FFX knew how to curate its battle mechanics, emphasising its strengths with a heightened difficulty and crafty bosses that necessitated critical thinking. Its sequel has one of the deepest, fastest and most exciting battle systems in the entire series, but battles feel entirely secondary to the sluggish march of terrible mini-games, insufferable cut-scenes and nauseating fan service that defines the rest of the experience.
I’ve (seductively) danced around the subject for some time, but fan service is the game’s greatest failing. There’s nothing inherently wrong with fan service – see: Bayonetta – but when it exists solely for titillation without adding anything to the character – see: MGSV’s Quiet – it can only be classed as incongruous. None of the women in the game, with the possible exception of Rikku, flaunt their sexuality as a personality trait, and yet Tetsuya Nomura’s character designs emphasise their bodies to a laughable degree.
The camera during cut scenes is apparently determined to focus on our heroines’ busts and rears at every given opportunity, usually panning suggestively up or down from them. The perverted male gaze extends to battle, where swapping Dresspheres is accompanied by a Sailor Moon-esque transformation sequence. There’s an actual, honest-to-god ‘hot springs’ segment where the giggling ladies compare the size of their breasts, not to mention the mortifying ‘massage Leblanc’ mini-game. It’s pure Charlie’s Angels pap, designed exclusively for male gratification, with all the loathsome baggage that comes alongside it.
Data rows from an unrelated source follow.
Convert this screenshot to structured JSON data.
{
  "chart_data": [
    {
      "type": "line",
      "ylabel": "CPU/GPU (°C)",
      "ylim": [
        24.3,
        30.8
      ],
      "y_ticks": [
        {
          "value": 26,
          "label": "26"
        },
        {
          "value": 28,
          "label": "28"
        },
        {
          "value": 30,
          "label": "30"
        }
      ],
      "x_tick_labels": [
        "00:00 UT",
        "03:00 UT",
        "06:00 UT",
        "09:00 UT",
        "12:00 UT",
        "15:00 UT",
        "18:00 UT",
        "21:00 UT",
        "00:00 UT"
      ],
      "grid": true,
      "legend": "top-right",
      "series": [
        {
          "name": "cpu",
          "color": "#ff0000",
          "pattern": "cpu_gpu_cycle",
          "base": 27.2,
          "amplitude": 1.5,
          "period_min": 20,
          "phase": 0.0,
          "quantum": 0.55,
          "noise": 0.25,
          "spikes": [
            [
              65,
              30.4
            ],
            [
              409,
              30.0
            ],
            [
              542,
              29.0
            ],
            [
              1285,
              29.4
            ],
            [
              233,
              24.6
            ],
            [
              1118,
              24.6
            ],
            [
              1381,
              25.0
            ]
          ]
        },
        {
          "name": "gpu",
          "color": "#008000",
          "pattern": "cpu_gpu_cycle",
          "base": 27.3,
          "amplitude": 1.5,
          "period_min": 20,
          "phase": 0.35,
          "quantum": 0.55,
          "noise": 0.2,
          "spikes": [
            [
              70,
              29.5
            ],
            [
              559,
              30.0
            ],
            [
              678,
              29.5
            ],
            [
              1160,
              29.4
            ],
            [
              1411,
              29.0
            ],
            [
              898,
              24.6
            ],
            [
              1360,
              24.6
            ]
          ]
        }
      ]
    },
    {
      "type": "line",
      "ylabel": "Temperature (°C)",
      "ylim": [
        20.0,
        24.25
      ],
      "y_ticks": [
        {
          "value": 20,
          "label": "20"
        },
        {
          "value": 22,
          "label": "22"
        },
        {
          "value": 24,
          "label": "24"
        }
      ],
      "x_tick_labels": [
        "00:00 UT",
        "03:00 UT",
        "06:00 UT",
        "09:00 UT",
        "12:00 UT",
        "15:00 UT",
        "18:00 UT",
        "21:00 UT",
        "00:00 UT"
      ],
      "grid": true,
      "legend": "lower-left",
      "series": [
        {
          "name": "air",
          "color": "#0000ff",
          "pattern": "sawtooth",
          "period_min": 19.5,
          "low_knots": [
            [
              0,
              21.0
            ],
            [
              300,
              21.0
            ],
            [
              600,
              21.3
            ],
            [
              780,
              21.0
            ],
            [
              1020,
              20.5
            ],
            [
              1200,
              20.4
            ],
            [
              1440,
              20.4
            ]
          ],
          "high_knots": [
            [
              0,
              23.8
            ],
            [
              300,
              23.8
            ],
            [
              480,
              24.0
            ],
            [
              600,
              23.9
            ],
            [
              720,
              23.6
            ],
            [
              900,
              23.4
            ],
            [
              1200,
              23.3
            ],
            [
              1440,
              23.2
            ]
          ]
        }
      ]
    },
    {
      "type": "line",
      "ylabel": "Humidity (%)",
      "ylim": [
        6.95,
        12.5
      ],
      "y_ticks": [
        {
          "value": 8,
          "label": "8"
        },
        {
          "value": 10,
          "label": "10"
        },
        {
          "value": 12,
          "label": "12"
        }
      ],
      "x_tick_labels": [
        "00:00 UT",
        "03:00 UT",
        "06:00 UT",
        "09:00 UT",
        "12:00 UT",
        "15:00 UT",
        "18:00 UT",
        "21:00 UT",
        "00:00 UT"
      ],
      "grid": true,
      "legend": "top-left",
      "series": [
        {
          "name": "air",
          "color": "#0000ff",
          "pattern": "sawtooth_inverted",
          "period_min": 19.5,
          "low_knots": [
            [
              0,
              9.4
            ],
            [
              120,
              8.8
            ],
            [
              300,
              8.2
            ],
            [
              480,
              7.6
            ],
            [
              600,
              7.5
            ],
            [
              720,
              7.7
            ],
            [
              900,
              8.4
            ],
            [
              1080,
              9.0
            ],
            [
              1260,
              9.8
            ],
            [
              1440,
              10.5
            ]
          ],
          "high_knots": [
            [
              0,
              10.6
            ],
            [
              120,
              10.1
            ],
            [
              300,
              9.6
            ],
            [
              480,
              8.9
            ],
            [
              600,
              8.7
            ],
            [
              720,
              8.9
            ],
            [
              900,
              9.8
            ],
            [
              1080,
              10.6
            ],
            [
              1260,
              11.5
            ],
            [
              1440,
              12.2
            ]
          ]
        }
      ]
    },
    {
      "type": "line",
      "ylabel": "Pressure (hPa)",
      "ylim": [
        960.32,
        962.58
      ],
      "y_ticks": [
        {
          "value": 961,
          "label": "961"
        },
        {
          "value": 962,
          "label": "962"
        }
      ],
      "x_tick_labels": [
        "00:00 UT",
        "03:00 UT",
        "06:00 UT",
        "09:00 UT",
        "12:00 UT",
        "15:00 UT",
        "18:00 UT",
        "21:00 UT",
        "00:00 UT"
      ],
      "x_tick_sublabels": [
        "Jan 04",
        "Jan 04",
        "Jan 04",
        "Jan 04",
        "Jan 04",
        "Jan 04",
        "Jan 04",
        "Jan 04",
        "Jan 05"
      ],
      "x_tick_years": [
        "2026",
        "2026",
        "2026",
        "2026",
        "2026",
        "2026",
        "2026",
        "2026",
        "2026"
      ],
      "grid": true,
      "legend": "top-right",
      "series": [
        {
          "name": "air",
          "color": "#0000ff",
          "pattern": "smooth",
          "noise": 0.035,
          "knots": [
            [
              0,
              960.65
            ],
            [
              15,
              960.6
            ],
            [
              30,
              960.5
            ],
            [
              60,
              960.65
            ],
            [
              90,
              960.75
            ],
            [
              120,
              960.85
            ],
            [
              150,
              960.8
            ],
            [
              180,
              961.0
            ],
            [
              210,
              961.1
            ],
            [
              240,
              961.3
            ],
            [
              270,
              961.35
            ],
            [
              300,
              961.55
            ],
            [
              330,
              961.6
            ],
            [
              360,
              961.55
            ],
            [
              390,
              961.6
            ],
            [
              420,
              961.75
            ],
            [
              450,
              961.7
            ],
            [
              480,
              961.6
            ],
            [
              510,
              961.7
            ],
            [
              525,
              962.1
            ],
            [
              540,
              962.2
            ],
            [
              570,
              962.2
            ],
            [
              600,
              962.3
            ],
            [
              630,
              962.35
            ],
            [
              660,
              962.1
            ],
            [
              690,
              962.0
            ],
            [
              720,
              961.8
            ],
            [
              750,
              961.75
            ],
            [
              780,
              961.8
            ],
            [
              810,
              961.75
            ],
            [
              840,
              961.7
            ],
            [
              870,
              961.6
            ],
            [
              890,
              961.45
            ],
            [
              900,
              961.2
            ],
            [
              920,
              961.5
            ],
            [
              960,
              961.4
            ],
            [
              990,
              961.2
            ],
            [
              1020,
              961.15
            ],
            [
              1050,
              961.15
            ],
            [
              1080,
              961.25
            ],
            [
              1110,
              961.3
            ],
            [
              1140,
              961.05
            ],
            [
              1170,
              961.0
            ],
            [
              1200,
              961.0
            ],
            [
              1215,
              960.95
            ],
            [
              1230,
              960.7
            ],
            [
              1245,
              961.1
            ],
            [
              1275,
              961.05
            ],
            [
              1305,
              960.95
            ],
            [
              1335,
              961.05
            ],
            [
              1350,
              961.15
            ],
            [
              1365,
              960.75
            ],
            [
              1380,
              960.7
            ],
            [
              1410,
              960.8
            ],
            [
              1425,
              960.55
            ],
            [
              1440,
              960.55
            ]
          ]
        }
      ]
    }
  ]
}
X-2 is embarrassing to play. From the J-pop nonsense of the intro to the excruciating ‘1000 Words’ concert to the mind-numbing exchanges between the Gullwings, playing through this game is like taking an ice-pick to your brain stem. Playing it with an audience – as I did during multiple sessions – is one of the most excruciating experiences I’ve had in my time playing video games. As a young teen, I could suspend my gag reflex and gloss over the guff, smiling as Yuna capped a Cactuar. As a grown man, I am no longer capable of doing so. “It’s still a good game,” I told myself. “It’s got a great battle system,” I told myself while the camera burrowed upwards into Rikku’s anus.
X-2 is not a good game. More development time (another year, at least), a better script and a more competent director might have unearthed the great game buried within, but the final product is a mess of conflicting priorities. The player is given unparalleled freedom to explore a world that has nothing substantial to offer. The brilliant combat system is never permitted to reach its potential. The soundtrack – the first without Nobuo Uematsu – is initially refreshing but quickly turns grating, with repeated tracks and repetitive hooks. Its single great character is drowned in a swollen ocean of useless background voices.
Ultimately, and most damningly of all, Final Fantasy X-2 is soulless. It feels like a lazy cash-grab designed for maximum profit with minimal effort, re-using a litany of assets from its predecessor and farmed out to an overworked and understaffed development team with a lot of ideas and no time to implement them. There are fleeting snatches of brilliance here and there, but it’s all smothered by crushing monotony and rapidly diminishing returns.
Perhaps appropriately, X-2 was the last game released by the original Square before the merger with Enix was finalised. Overseas, in the Americas and Europe, the game would be released under the banner of the ‘new’ company: Square Enix. The old way was dead. Now, the milking could begin.